1970’DE DAĞ KAZASINDA HAYATINI KAYBEDEN GENCİN BİT PAZARINDAN ÇIKAN ANILARI
Antika pazarlarını sayısız anıyı içinde barındıran bir tür sosyal tarih müzesi olarak da görmek mümkün. Binlerce anının bir araya geldiği bu mekânlarda geçmişten gelen seslere kulak kabartanların sayıları da bir hayli fazla.
Bundan birkaç yıl önce Chelsey Brown’un hikâyesine benzer bir durum ülkemizde de yaşanmıştı. Yaşar Üniversitesi İletişim Fakültesi Radyo Televizyon ve Sinema Bölümü Öğretim Üyesi Doç. Dr. Dilek Kaya, İzmir’in Halkapınar semtinde kurulan antika pazarlarını dolaşırken, 1970 yılında bir dağ kazasında ölen 19 yaşındaki gencin mektuplarını bulduğunda aynen Chelsey Brown gibi bundan oldukça etkilenmiş.
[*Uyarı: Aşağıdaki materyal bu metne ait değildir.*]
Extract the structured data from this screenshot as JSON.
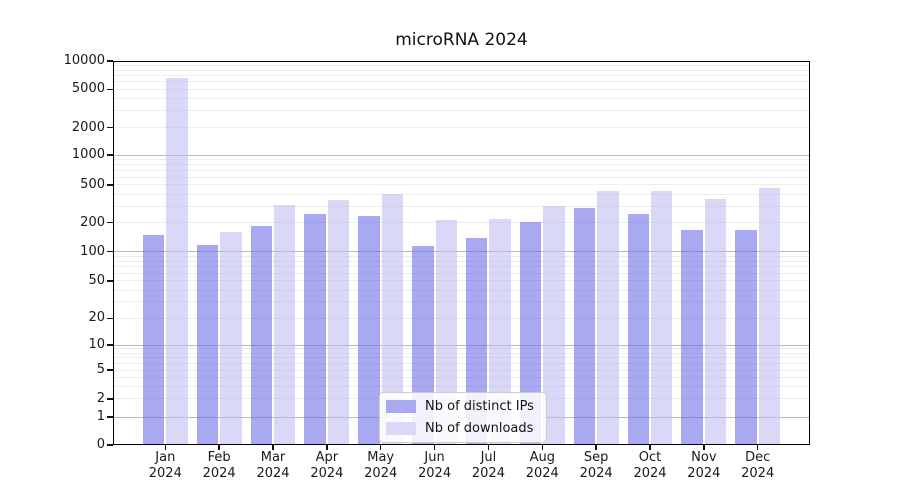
{
  "title": "microRNA 2024",
  "chart_data": {
    "type": "bar",
    "title": "microRNA 2024",
    "categories": [
      "Jan",
      "Feb",
      "Mar",
      "Apr",
      "May",
      "Jun",
      "Jul",
      "Aug",
      "Sep",
      "Oct",
      "Nov",
      "Dec"
    ],
    "x_year_label": "2024",
    "series": [
      {
        "name": "Nb of distinct IPs",
        "color": "#a9a9f2",
        "values": [
          150,
          117,
          185,
          245,
          235,
          115,
          140,
          205,
          285,
          245,
          170,
          170
        ]
      },
      {
        "name": "Nb of downloads",
        "color": "#d9d9f7",
        "values": [
          6650,
          160,
          310,
          345,
          400,
          215,
          220,
          300,
          435,
          435,
          355,
          460
        ]
      }
    ],
    "y_ticks": [
      0,
      1,
      2,
      5,
      10,
      20,
      50,
      100,
      200,
      500,
      1000,
      2000,
      5000,
      10000
    ],
    "yscale": "symlog",
    "ylim": [
      0,
      10000
    ],
    "grid": true,
    "legend_position": "lower center"
  }
}
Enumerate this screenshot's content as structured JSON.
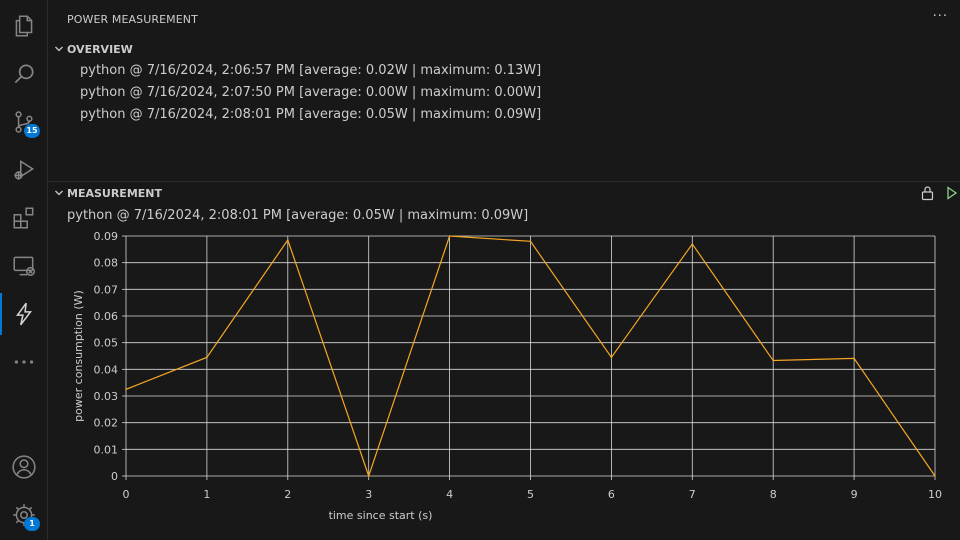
{
  "activity_bar": {
    "source_control_badge": "15",
    "accounts_badge": "1"
  },
  "sidebar": {
    "title": "POWER MEASUREMENT",
    "more_actions": "···"
  },
  "overview": {
    "header": "OVERVIEW",
    "items": [
      "python @ 7/16/2024, 2:06:57 PM [average: 0.02W | maximum: 0.13W]",
      "python @ 7/16/2024, 2:07:50 PM [average: 0.00W | maximum: 0.00W]",
      "python @ 7/16/2024, 2:08:01 PM [average: 0.05W | maximum: 0.09W]"
    ]
  },
  "measurement": {
    "header": "MEASUREMENT",
    "title": "python @ 7/16/2024, 2:08:01 PM [average: 0.05W | maximum: 0.09W]"
  },
  "chart_data": {
    "type": "line",
    "x": [
      0,
      1,
      2,
      3,
      4,
      5,
      6,
      7,
      8,
      9,
      10
    ],
    "series": [
      {
        "values": [
          0.0325,
          0.0445,
          0.0885,
          0.0,
          0.09,
          0.088,
          0.0445,
          0.087,
          0.0433,
          0.0441,
          0.0
        ]
      }
    ],
    "xlabel": "time since start (s)",
    "ylabel": "power consumption (W)",
    "xlim": [
      0,
      10
    ],
    "ylim": [
      0,
      0.09
    ],
    "x_ticks": [
      "0",
      "1",
      "2",
      "3",
      "4",
      "5",
      "6",
      "7",
      "8",
      "9",
      "10"
    ],
    "y_ticks": [
      "0",
      "0.01",
      "0.02",
      "0.03",
      "0.04",
      "0.05",
      "0.06",
      "0.07",
      "0.08",
      "0.09"
    ],
    "grid": true,
    "line_color": "#f5a623"
  }
}
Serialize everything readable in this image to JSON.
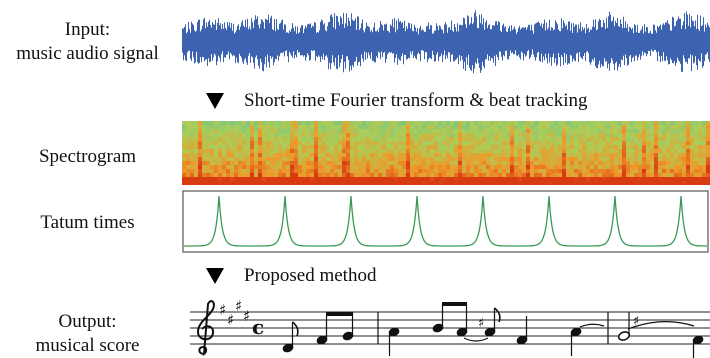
{
  "rows": {
    "input": {
      "label_line1": "Input:",
      "label_line2": "music audio signal"
    },
    "step1": {
      "text": "Short-time Fourier transform & beat tracking"
    },
    "spectrogram": {
      "label": "Spectrogram"
    },
    "tatum": {
      "label": "Tatum times",
      "peak_count": 8,
      "line_color": "#3a9a52"
    },
    "step2": {
      "text": "Proposed method"
    },
    "output": {
      "label_line1": "Output:",
      "label_line2": "musical score"
    }
  },
  "colors": {
    "waveform": "#3d63b0",
    "spectrogram_low": "#d83a12",
    "spectrogram_mid": "#ee9a2a",
    "spectrogram_high": "#a9cf5a",
    "spectrogram_top": "#6fc08a"
  },
  "score": {
    "time_signature": "c",
    "sharps": 4
  }
}
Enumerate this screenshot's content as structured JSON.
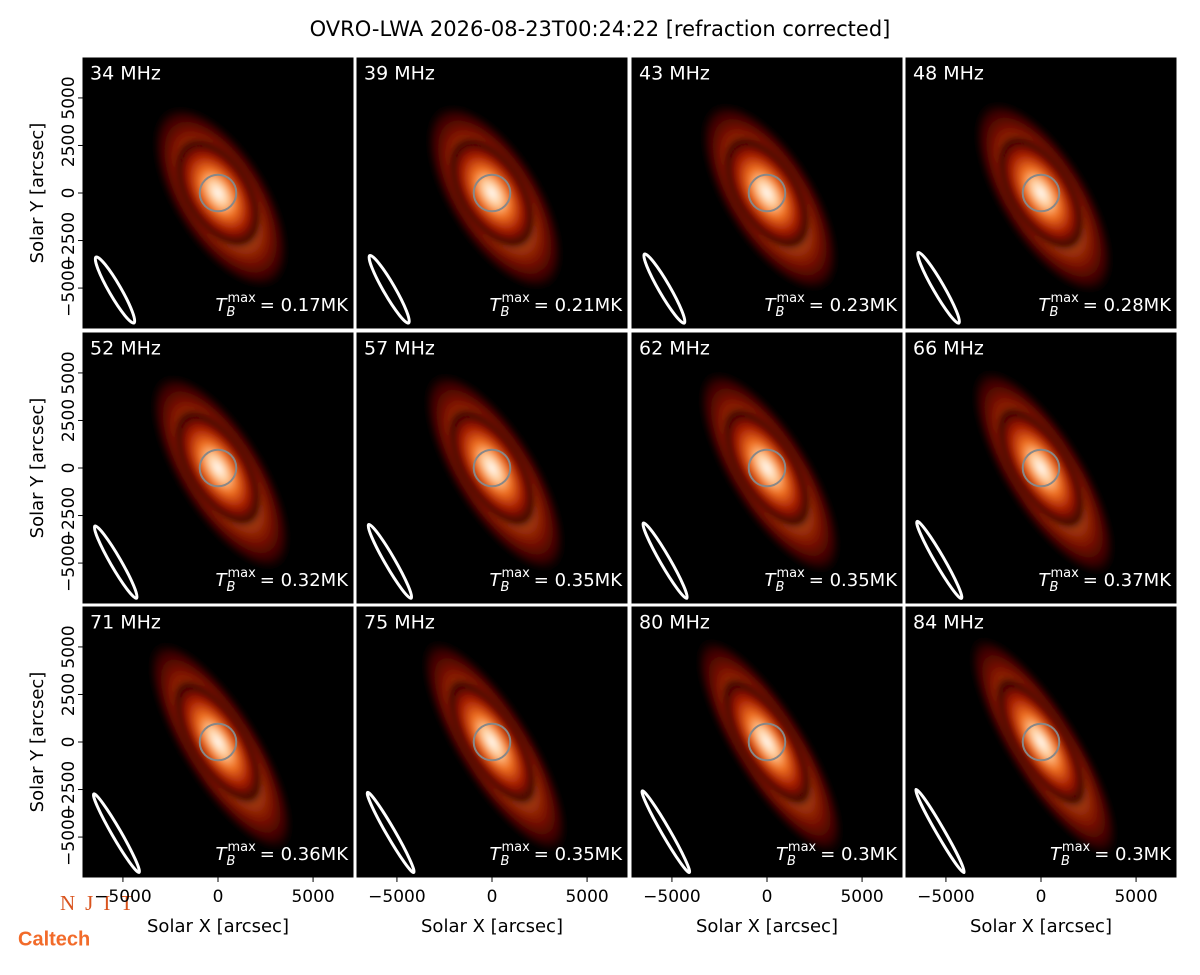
{
  "title": "OVRO-LWA 2026-08-23T00:24:22 [refraction corrected]",
  "chart_data": [
    {
      "type": "image",
      "title": "34 MHz",
      "annotation": {
        "symbol": "T",
        "sub": "B",
        "sup": "max",
        "text": "= 0.17MK"
      },
      "xlim": [
        -7100,
        7100
      ],
      "ylim": [
        -7100,
        7100
      ],
      "ylabel": "Solar Y [arcsec]",
      "yticks": [
        {
          "value": -5000,
          "label": "−5000"
        },
        {
          "value": -2500,
          "label": "−2500"
        },
        0,
        2500,
        5000
      ]
    },
    {
      "type": "image",
      "title": "39 MHz",
      "annotation": {
        "symbol": "T",
        "sub": "B",
        "sup": "max",
        "text": "= 0.21MK"
      },
      "xlim": [
        -7100,
        7100
      ],
      "ylim": [
        -7100,
        7100
      ]
    },
    {
      "type": "image",
      "title": "43 MHz",
      "annotation": {
        "symbol": "T",
        "sub": "B",
        "sup": "max",
        "text": "= 0.23MK"
      },
      "xlim": [
        -7100,
        7100
      ],
      "ylim": [
        -7100,
        7100
      ]
    },
    {
      "type": "image",
      "title": "48 MHz",
      "annotation": {
        "symbol": "T",
        "sub": "B",
        "sup": "max",
        "text": "= 0.28MK"
      },
      "xlim": [
        -7100,
        7100
      ],
      "ylim": [
        -7100,
        7100
      ]
    },
    {
      "type": "image",
      "title": "52 MHz",
      "annotation": {
        "symbol": "T",
        "sub": "B",
        "sup": "max",
        "text": "= 0.32MK"
      },
      "xlim": [
        -7100,
        7100
      ],
      "ylim": [
        -7100,
        7100
      ],
      "ylabel": "Solar Y [arcsec]",
      "yticks": [
        {
          "value": -5000,
          "label": "−5000"
        },
        {
          "value": -2500,
          "label": "−2500"
        },
        0,
        2500,
        5000
      ]
    },
    {
      "type": "image",
      "title": "57 MHz",
      "annotation": {
        "symbol": "T",
        "sub": "B",
        "sup": "max",
        "text": "= 0.35MK"
      },
      "xlim": [
        -7100,
        7100
      ],
      "ylim": [
        -7100,
        7100
      ]
    },
    {
      "type": "image",
      "title": "62 MHz",
      "annotation": {
        "symbol": "T",
        "sub": "B",
        "sup": "max",
        "text": "= 0.35MK"
      },
      "xlim": [
        -7100,
        7100
      ],
      "ylim": [
        -7100,
        7100
      ]
    },
    {
      "type": "image",
      "title": "66 MHz",
      "annotation": {
        "symbol": "T",
        "sub": "B",
        "sup": "max",
        "text": "= 0.37MK"
      },
      "xlim": [
        -7100,
        7100
      ],
      "ylim": [
        -7100,
        7100
      ]
    },
    {
      "type": "image",
      "title": "71 MHz",
      "annotation": {
        "symbol": "T",
        "sub": "B",
        "sup": "max",
        "text": "= 0.36MK"
      },
      "xlim": [
        -7100,
        7100
      ],
      "ylim": [
        -7100,
        7100
      ],
      "ylabel": "Solar Y [arcsec]",
      "yticks": [
        {
          "value": -5000,
          "label": "−5000"
        },
        {
          "value": -2500,
          "label": "−2500"
        },
        0,
        2500,
        5000
      ],
      "xlabel": "Solar X [arcsec]",
      "xticks": [
        {
          "value": -5000,
          "label": "−5000"
        },
        0,
        5000
      ]
    },
    {
      "type": "image",
      "title": "75 MHz",
      "annotation": {
        "symbol": "T",
        "sub": "B",
        "sup": "max",
        "text": "= 0.35MK"
      },
      "xlim": [
        -7100,
        7100
      ],
      "ylim": [
        -7100,
        7100
      ],
      "xlabel": "Solar X [arcsec]",
      "xticks": [
        {
          "value": -5000,
          "label": "−5000"
        },
        0,
        5000
      ]
    },
    {
      "type": "image",
      "title": "80 MHz",
      "annotation": {
        "symbol": "T",
        "sub": "B",
        "sup": "max",
        "text": "= 0.3MK"
      },
      "xlim": [
        -7100,
        7100
      ],
      "ylim": [
        -7100,
        7100
      ],
      "xlabel": "Solar X [arcsec]",
      "xticks": [
        {
          "value": -5000,
          "label": "−5000"
        },
        0,
        5000
      ]
    },
    {
      "type": "image",
      "title": "84 MHz",
      "annotation": {
        "symbol": "T",
        "sub": "B",
        "sup": "max",
        "text": "= 0.3MK"
      },
      "xlim": [
        -7100,
        7100
      ],
      "ylim": [
        -7100,
        7100
      ],
      "xlabel": "Solar X [arcsec]",
      "xticks": [
        {
          "value": -5000,
          "label": "−5000"
        },
        0,
        5000
      ]
    }
  ],
  "logos": [
    "NJIT",
    "Caltech"
  ]
}
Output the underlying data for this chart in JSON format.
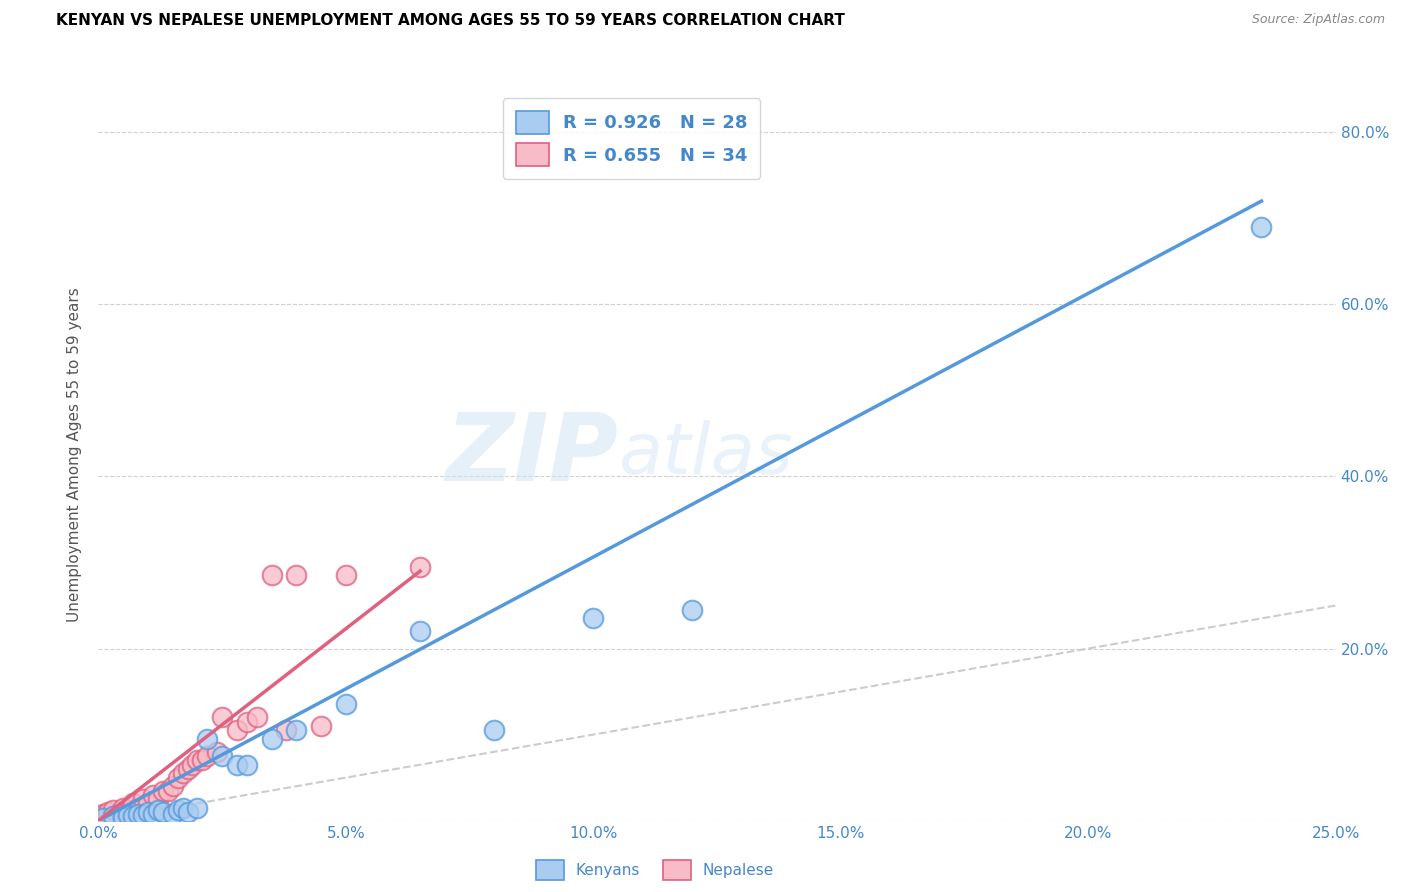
{
  "title": "KENYAN VS NEPALESE UNEMPLOYMENT AMONG AGES 55 TO 59 YEARS CORRELATION CHART",
  "source": "Source: ZipAtlas.com",
  "ylabel": "Unemployment Among Ages 55 to 59 years",
  "xlim": [
    0.0,
    0.25
  ],
  "ylim": [
    0.0,
    0.85
  ],
  "background_color": "#ffffff",
  "grid_color": "#cccccc",
  "watermark_zip": "ZIP",
  "watermark_atlas": "atlas",
  "kenyan_color": "#aaccf0",
  "nepalese_color": "#f8bbc8",
  "kenyan_edge_color": "#5599dd",
  "nepalese_edge_color": "#e06080",
  "kenyan_R": 0.926,
  "kenyan_N": 28,
  "nepalese_R": 0.655,
  "nepalese_N": 34,
  "title_color": "#000000",
  "source_color": "#888888",
  "label_color": "#4488cc",
  "diagonal_color": "#cccccc",
  "kenyan_line_color": "#5599dd",
  "nepalese_line_color": "#e06080",
  "kenyan_scatter_x": [
    0.001,
    0.003,
    0.005,
    0.006,
    0.007,
    0.008,
    0.009,
    0.01,
    0.011,
    0.012,
    0.013,
    0.015,
    0.016,
    0.017,
    0.018,
    0.02,
    0.022,
    0.025,
    0.028,
    0.03,
    0.035,
    0.04,
    0.05,
    0.065,
    0.08,
    0.1,
    0.12,
    0.235
  ],
  "kenyan_scatter_y": [
    0.003,
    0.005,
    0.004,
    0.007,
    0.005,
    0.008,
    0.006,
    0.01,
    0.008,
    0.012,
    0.01,
    0.008,
    0.012,
    0.015,
    0.01,
    0.015,
    0.095,
    0.075,
    0.065,
    0.065,
    0.095,
    0.105,
    0.135,
    0.22,
    0.105,
    0.235,
    0.245,
    0.69
  ],
  "nepalese_scatter_x": [
    0.0,
    0.001,
    0.002,
    0.003,
    0.004,
    0.005,
    0.006,
    0.007,
    0.008,
    0.009,
    0.01,
    0.011,
    0.012,
    0.013,
    0.014,
    0.015,
    0.016,
    0.017,
    0.018,
    0.019,
    0.02,
    0.021,
    0.022,
    0.024,
    0.025,
    0.028,
    0.03,
    0.032,
    0.035,
    0.038,
    0.04,
    0.045,
    0.05,
    0.065
  ],
  "nepalese_scatter_y": [
    0.005,
    0.008,
    0.01,
    0.012,
    0.008,
    0.015,
    0.01,
    0.02,
    0.015,
    0.025,
    0.02,
    0.03,
    0.025,
    0.035,
    0.035,
    0.04,
    0.05,
    0.055,
    0.06,
    0.065,
    0.07,
    0.07,
    0.075,
    0.08,
    0.12,
    0.105,
    0.115,
    0.12,
    0.285,
    0.105,
    0.285,
    0.11,
    0.285,
    0.295
  ],
  "kenyan_line_x": [
    0.0,
    0.235
  ],
  "kenyan_line_y": [
    0.0,
    0.72
  ],
  "nepalese_line_x": [
    0.0,
    0.065
  ],
  "nepalese_line_y": [
    0.0,
    0.29
  ]
}
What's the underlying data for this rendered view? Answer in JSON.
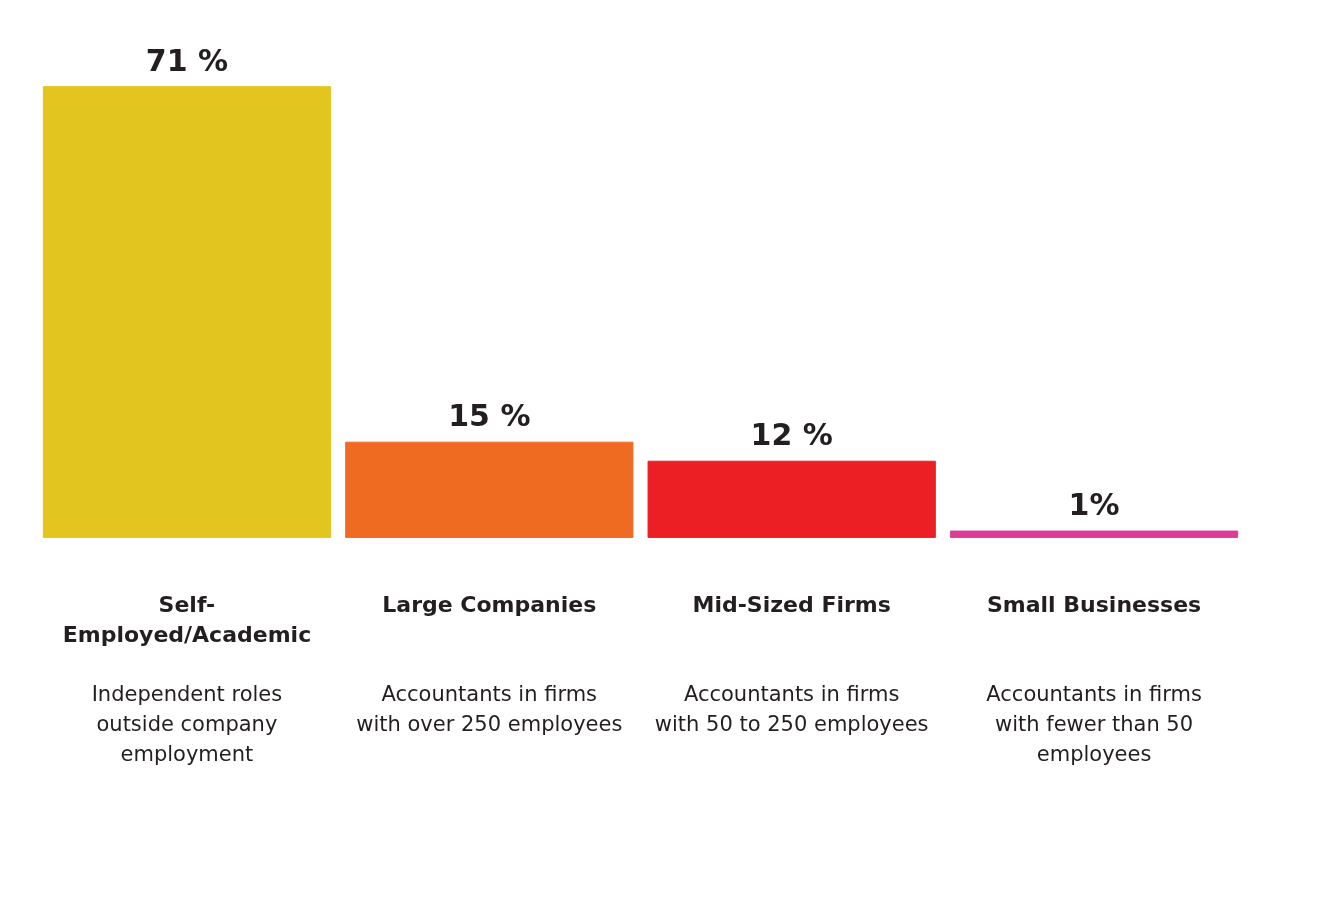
{
  "chart_data": {
    "type": "bar",
    "categories": [
      "Self-Employed/Academic",
      "Large Companies",
      "Mid-Sized Firms",
      "Small Businesses"
    ],
    "values": [
      71,
      15,
      12,
      1
    ],
    "colors": [
      "#e3c51f",
      "#f06b22",
      "#ec1f25",
      "#de3c96"
    ],
    "value_labels": [
      "71 %",
      "15 %",
      "12 %",
      "1%"
    ],
    "annotations": [
      "Independent roles outside company employment",
      "Accountants in firms with over 250 employees",
      "Accountants in firms with 50 to 250 employees",
      "Accountants in firms with fewer than 50 employees"
    ],
    "grid": false
  }
}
Ailesi İzmir’de yaşayan, 18-19 yaşlarında, Ankara Fen Lisesi mezunu, Hacettepe Üniversitesi Tıp Fakültesi birinci sınıf öğrencisi Kazım Küçükalp adlı çok yönlü bir gencin hayatını incelemeye başladığında oldukça bilgilere ulaşmış.
Genç adamın arkadaşları tarafından Artvin Kaçkarlar Altıparmak Dağlarına yapılacak tırmanışa davet edildiğini okuyan Dilek Kaya, internette yaptığı araştırmada Kazım Küçükalp’in, tırmanışta kaza geçirerek hayatını kaybettiğini öğrenmiş. Türkiye’nin dağ kazalarında ölen üçüncü kişisi olduğunu öğrendiğinde ise sonu felaketle biten bu yaşam öyküsünü 44 yıl aradan sonra ölümsüzleştiren bir belgesele dönüştürmüş.
The Washington Post'ta yayımlanan "She’s a thrift store detective of sorts — she buys mementos and returns them to their rightful owners, free of charge" başlıklı haberden derlenmiştir.